The value I am interested in is always returned by curl looks like this:
<head>
<title>UKIPVPN.COM FREE VPN Service</title>
<style type='text/css'>
#button {
width:180px;
height:60px;
font-family:verdana,arial,helvetica,sans-serif;
font-size:20px;
font-weight: bold;
}
</style>
</head>
<br>
<br>
<font color=blue><center> <h1>Welcome to Free UK IP VPN Service</h1> </center></font>
<form method='post' action='http://www.ukipvpn.com'>
<center><input type='hidden' name='sessionid' value='4b5q43mhhgl95nsa9v9lg8kac7'></center><br>
<center><input id='button' type='submit' value=' I AGREE ' /><br><br> <h2> Your TOS Let me use the Free VPN Service</h2></center>
</form>
<br><center><font size='2'>No illegal activities allowed. In case of abuse, users' VPN access log is subjected to expose to related authorities.</font></center>
</html>
The value I would like to extract to a variable in Bash is the value='this is the value i am interested in'.
Thanks for any help;
Andy
Upvotes: 0
Views: 1136
Reputation: 123410
There are some arguments against using regex to parse HTML.

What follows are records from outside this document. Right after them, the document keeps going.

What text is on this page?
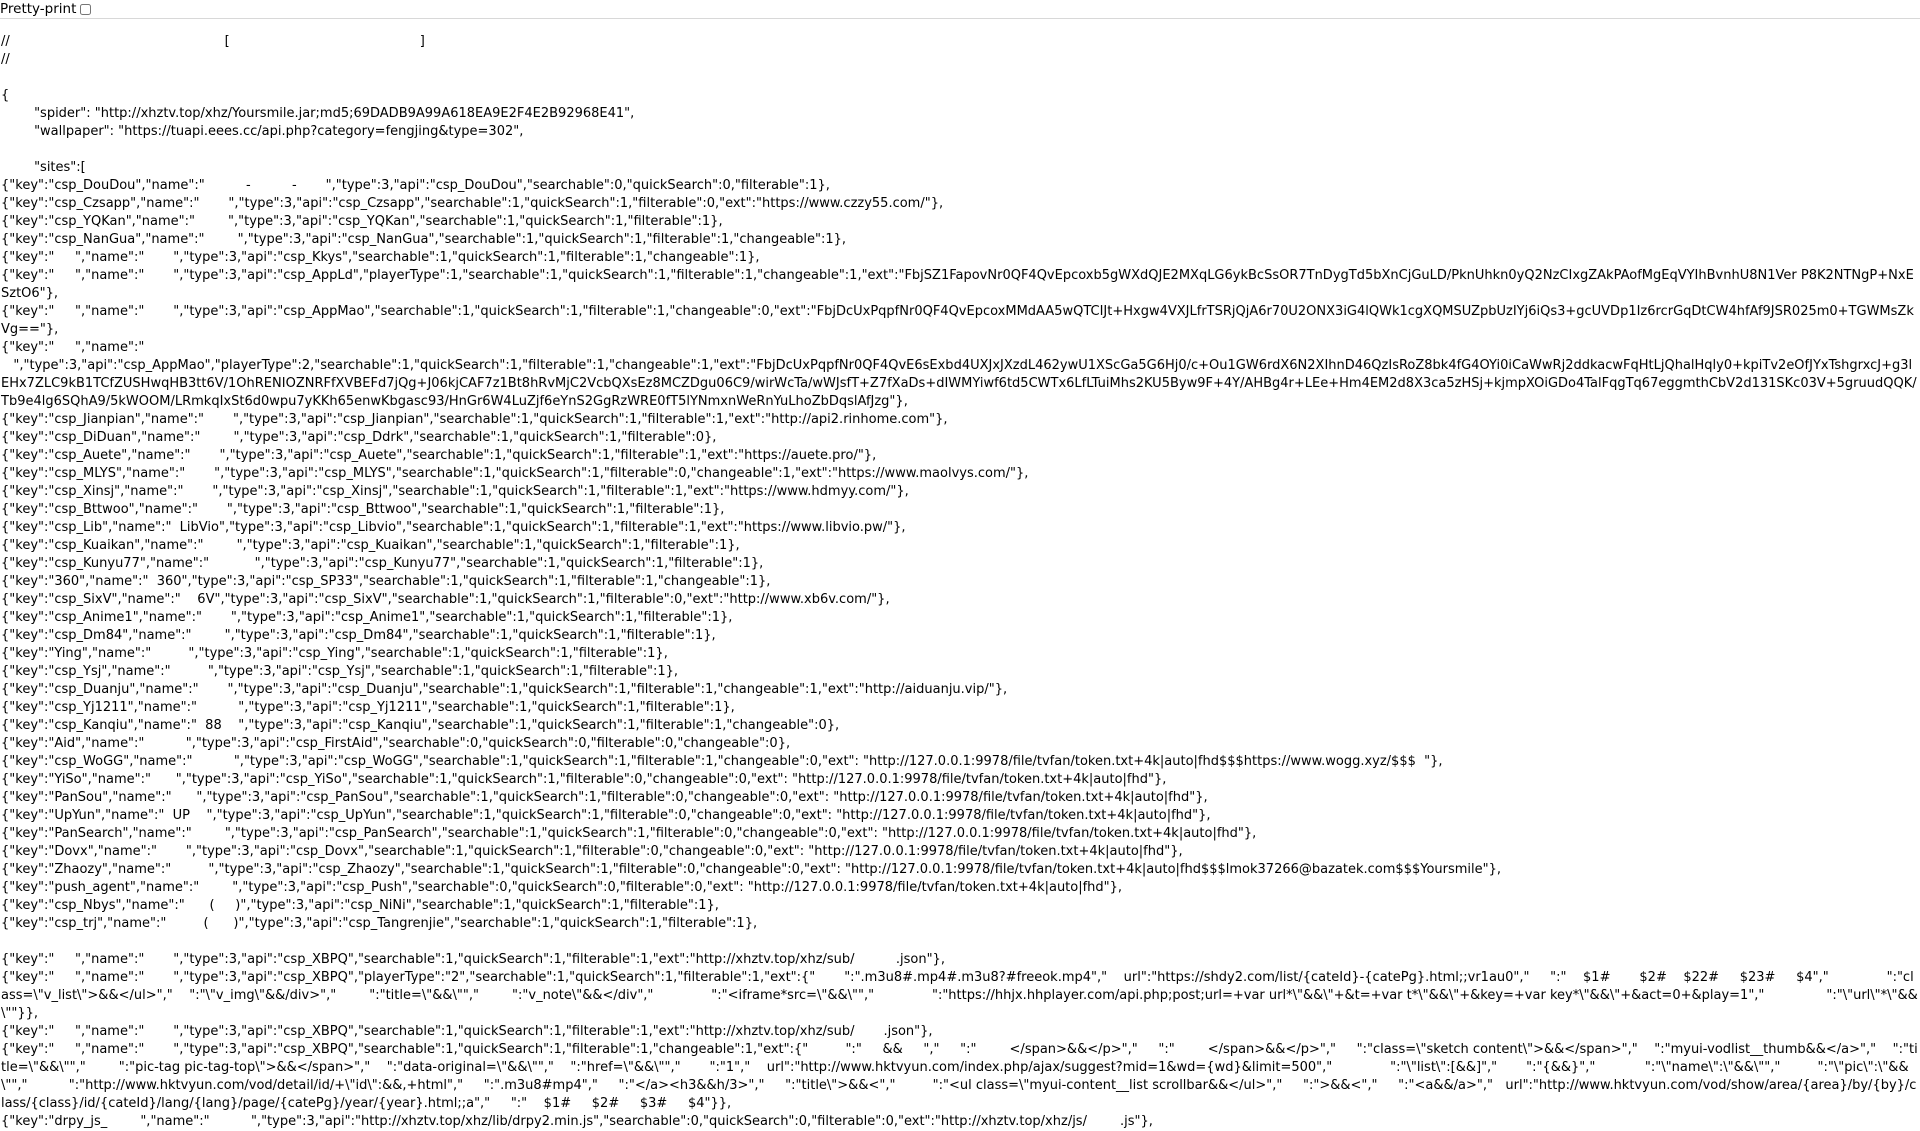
Pretty-print
//                                                    [                                              ]
//
{
"spider": "http://xhztv.top/xhz/Yoursmile.jar;md5;69DADB9A99A618EA9E2F4E2B92968E41",
"wallpaper": "https://tuapi.eees.cc/api.php?category=fengjing&type=302",
"sites":[
{"key":"csp_DouDou","name":"          -          -       ","type":3,"api":"csp_DouDou","searchable":0,"quickSearch":0,"filterable":1},
{"key":"csp_Czsapp","name":"       ","type":3,"api":"csp_Czsapp","searchable":1,"quickSearch":1,"filterable":0,"ext":"https://www.czzy55.com/"},
{"key":"csp_YQKan","name":"        ","type":3,"api":"csp_YQKan","searchable":1,"quickSearch":1,"filterable":1},
{"key":"csp_NanGua","name":"        ","type":3,"api":"csp_NanGua","searchable":1,"quickSearch":1,"filterable":1,"changeable":1},
{"key":"     ","name":"       ","type":3,"api":"csp_Kkys","searchable":1,"quickSearch":1,"filterable":1,"changeable":1},
{"key":"     ","name":"       ","type":3,"api":"csp_AppLd","playerType":1,"searchable":1,"quickSearch":1,"filterable":1,"changeable":1,"ext":"FbjSZ1FapovNr0QF4QvEpcoxb5gWXdQJE2MXqLG6ykBcSsOR7TnDygTd5bXnCjGuLD/PknUhkn0yQ2NzCIxgZAkPAofMgEqVYIhBvnhU8N1Ver P8K2NTNgP+NxESztO6"},
{"key":"     ","name":"       ","type":3,"api":"csp_AppMao","searchable":1,"quickSearch":1,"filterable":1,"changeable":0,"ext":"FbjDcUxPqpfNr0QF4QvEpcoxMMdAA5wQTCIJt+Hxgw4VXJLfrTSRjQjA6r70U2ONX3iG4lQWk1cgXQMSUZpbUzIYj6iQs3+gcUVDp1Iz6rcrGqDtCW4hfAf9JSR025m0+TGWMsZkVg=="},
{"key":"     ","name":"
","type":3,"api":"csp_AppMao","playerType":2,"searchable":1,"quickSearch":1,"filterable":1,"changeable":1,"ext":"FbjDcUxPqpfNr0QF4QvE6sExbd4UXJxJXzdL462ywU1XScGa5G6Hj0/c+Ou1GW6rdX6N2XIhnD46QzIsRoZ8bk4fG4OYi0iCaWwRj2ddkacwFqHtLjQhalHqly0+kpiTv2eOfJYxTshgrxcJ+g3lEHx7ZLC9kB1TCfZUSHwqHB3tt6V/1OhRENIOZNRFfXVBEFd7jQg+J06kjCAF7z1Bt8hRvMjC2VcbQXsEz8MCZDgu06C9/wirWcTa/wWJsfT+Z7fXaDs+dIWMYiwf6td5CWTx6LfLTuiMhs2KU5Byw9F+4Y/AHBg4r+LEe+Hm4EM2d8X3ca5zHSj+kjmpXOiGDo4TalFqgTq67eggmthCbV2d131SKc03V+5gruudQQK/Tb9e4lg6SQhA9/5kWOOM/LRmkqIxSt6d0wpu7yKKh65enwKbgasc93/HnGr6W4LuZjf6eYnS2GgRzWRE0fT5lYNmxnWeRnYuLhoZbDqslAfJzg"},
{"key":"csp_Jianpian","name":"       ","type":3,"api":"csp_Jianpian","searchable":1,"quickSearch":1,"filterable":1,"ext":"http://api2.rinhome.com"},
{"key":"csp_DiDuan","name":"        ","type":3,"api":"csp_Ddrk","searchable":1,"quickSearch":1,"filterable":0},
{"key":"csp_Auete","name":"       ","type":3,"api":"csp_Auete","searchable":1,"quickSearch":1,"filterable":1,"ext":"https://auete.pro/"},
{"key":"csp_MLYS","name":"       ","type":3,"api":"csp_MLYS","searchable":1,"quickSearch":1,"filterable":0,"changeable":1,"ext":"https://www.maolvys.com/"},
{"key":"csp_Xinsj","name":"       ","type":3,"api":"csp_Xinsj","searchable":1,"quickSearch":1,"filterable":1,"ext":"https://www.hdmyy.com/"},
{"key":"csp_Bttwoo","name":"       ","type":3,"api":"csp_Bttwoo","searchable":1,"quickSearch":1,"filterable":1},
{"key":"csp_Lib","name":"  LibVio","type":3,"api":"csp_Libvio","searchable":1,"quickSearch":1,"filterable":1,"ext":"https://www.libvio.pw/"},
{"key":"csp_Kuaikan","name":"        ","type":3,"api":"csp_Kuaikan","searchable":1,"quickSearch":1,"filterable":1},
{"key":"csp_Kunyu77","name":"           ","type":3,"api":"csp_Kunyu77","searchable":1,"quickSearch":1,"filterable":1},
{"key":"360","name":"  360","type":3,"api":"csp_SP33","searchable":1,"quickSearch":1,"filterable":1,"changeable":1},
{"key":"csp_SixV","name":"    6V","type":3,"api":"csp_SixV","searchable":1,"quickSearch":1,"filterable":0,"ext":"http://www.xb6v.com/"},
{"key":"csp_Anime1","name":"       ","type":3,"api":"csp_Anime1","searchable":1,"quickSearch":1,"filterable":1},
{"key":"csp_Dm84","name":"        ","type":3,"api":"csp_Dm84","searchable":1,"quickSearch":1,"filterable":1},
{"key":"Ying","name":"         ","type":3,"api":"csp_Ying","searchable":1,"quickSearch":1,"filterable":1},
{"key":"csp_Ysj","name":"         ","type":3,"api":"csp_Ysj","searchable":1,"quickSearch":1,"filterable":1},
{"key":"csp_Duanju","name":"       ","type":3,"api":"csp_Duanju","searchable":1,"quickSearch":1,"filterable":1,"changeable":1,"ext":"http://aiduanju.vip/"},
{"key":"csp_Yj1211","name":"          ","type":3,"api":"csp_Yj1211","searchable":1,"quickSearch":1,"filterable":1},
{"key":"csp_Kanqiu","name":"  88    ","type":3,"api":"csp_Kanqiu","searchable":1,"quickSearch":1,"filterable":1,"changeable":0},
{"key":"Aid","name":"          ","type":3,"api":"csp_FirstAid","searchable":0,"quickSearch":0,"filterable":0,"changeable":0},
{"key":"csp_WoGG","name":"          ","type":3,"api":"csp_WoGG","searchable":1,"quickSearch":1,"filterable":1,"changeable":0,"ext": "http://127.0.0.1:9978/file/tvfan/token.txt+4k|auto|fhd$$$https://www.wogg.xyz/$$$  "},
{"key":"YiSo","name":"      ","type":3,"api":"csp_YiSo","searchable":1,"quickSearch":1,"filterable":0,"changeable":0,"ext": "http://127.0.0.1:9978/file/tvfan/token.txt+4k|auto|fhd"},
{"key":"PanSou","name":"      ","type":3,"api":"csp_PanSou","searchable":1,"quickSearch":1,"filterable":0,"changeable":0,"ext": "http://127.0.0.1:9978/file/tvfan/token.txt+4k|auto|fhd"},
{"key":"UpYun","name":"  UP    ","type":3,"api":"csp_UpYun","searchable":1,"quickSearch":1,"filterable":0,"changeable":0,"ext": "http://127.0.0.1:9978/file/tvfan/token.txt+4k|auto|fhd"},
{"key":"PanSearch","name":"        ","type":3,"api":"csp_PanSearch","searchable":1,"quickSearch":1,"filterable":0,"changeable":0,"ext": "http://127.0.0.1:9978/file/tvfan/token.txt+4k|auto|fhd"},
{"key":"Dovx","name":"       ","type":3,"api":"csp_Dovx","searchable":1,"quickSearch":1,"filterable":0,"changeable":0,"ext": "http://127.0.0.1:9978/file/tvfan/token.txt+4k|auto|fhd"},
{"key":"Zhaozy","name":"         ","type":3,"api":"csp_Zhaozy","searchable":1,"quickSearch":1,"filterable":0,"changeable":0,"ext": "http://127.0.0.1:9978/file/tvfan/token.txt+4k|auto|fhd$$$lmok37266@bazatek.com$$$Yoursmile"},
{"key":"push_agent","name":"        ","type":3,"api":"csp_Push","searchable":0,"quickSearch":0,"filterable":0,"ext": "http://127.0.0.1:9978/file/tvfan/token.txt+4k|auto|fhd"},
{"key":"csp_Nbys","name":"      (     )","type":3,"api":"csp_NiNi","searchable":1,"quickSearch":1,"filterable":1},
{"key":"csp_trj","name":"         (      )","type":3,"api":"csp_Tangrenjie","searchable":1,"quickSearch":1,"filterable":1},
{"key":"     ","name":"       ","type":3,"api":"csp_XBPQ","searchable":1,"quickSearch":1,"filterable":1,"ext":"http://xhztv.top/xhz/sub/          .json"},
{"key":"     ","name":"       ","type":3,"api":"csp_XBPQ","playerType":"2","searchable":1,"quickSearch":1,"filterable":1,"ext":{"       ":".m3u8#.mp4#.m3u8?#freeok.mp4","    url":"https://shdy2.com/list/{cateId}-{catePg}.html;;vr1au0","     ":"    $1#       $2#    $22#     $23#     $4","              ":"class=\"v_list\">&&</ul>","    ":"\"v_img\"&&/div>","        ":"title=\"&&\"","        ":"v_note\"&&</div","              ":"<iframe*src=\"&&\"","              ":"https://hhjx.hhplayer.com/api.php;post;url=+var url*\"&&\"+&t=+var t*\"&&\"+&key=+var key*\"&&\"+&act=0+&play=1","               ":"\"url\"*\"&&\""}},
{"key":"     ","name":"       ","type":3,"api":"csp_XBPQ","searchable":1,"quickSearch":1,"filterable":1,"ext":"http://xhztv.top/xhz/sub/       .json"},
{"key":"     ","name":"       ","type":3,"api":"csp_XBPQ","searchable":1,"quickSearch":1,"filterable":1,"changeable":1,"ext":{"         ":"     &&     ","     ":"        </span>&&</p>","     ":"        </span>&&</p>","     ":"class=\"sketch content\">&&</span>","    ":"myui-vodlist__thumb&&</a>","    ":"title=\"&&\"","        ":"pic-tag pic-tag-top\">&&</span>","    ":"data-original=\"&&\"","    ":"href=\"&&\"","       ":"1","    url":"http://www.hktvyun.com/index.php/ajax/suggest?mid=1&wd={wd}&limit=500","              ":"\"list\":[&&]","       ":"{&&}","            ":"\"name\":\"&&\"","         ":"\"pic\":\"&&\"","          ":"http://www.hktvyun.com/vod/detail/id/+\"id\":&&,+html","     ":".m3u8#mp4","     ":"</a><h3&&h/3>","     ":"title\">&&<","         ":"<ul class=\"myui-content__list scrollbar&&</ul>","     ":">&&<","     ":"<a&&/a>","   url":"http://www.hktvyun.com/vod/show/area/{area}/by/{by}/class/{class}/id/{cateId}/lang/{lang}/page/{catePg}/year/{year}.html;;a","     ":"    $1#     $2#     $3#     $4"}},
{"key":"drpy_js_        ","name":"          ","type":3,"api":"http://xhztv.top/xhz/lib/drpy2.min.js","searchable":0,"quickSearch":0,"filterable":0,"ext":"http://xhztv.top/xhz/js/        .js"},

Here's a more robust XPath based version using tidy
and xmlstarlet
:
var=$(curl someurl |
tidy -asxml 2> /dev/null |
xmlstarlet sel -t -v '//_:input[@name="sessionid"]/@value' 2> /dev/null);
Upvotes: 1
Reputation: 174696
You could try the below.
$ val=$(curl somelink | grep -oP "name='sessionid'[^<>]*\bvalue\s*=\s*'\K[^']*")
Upvotes: 1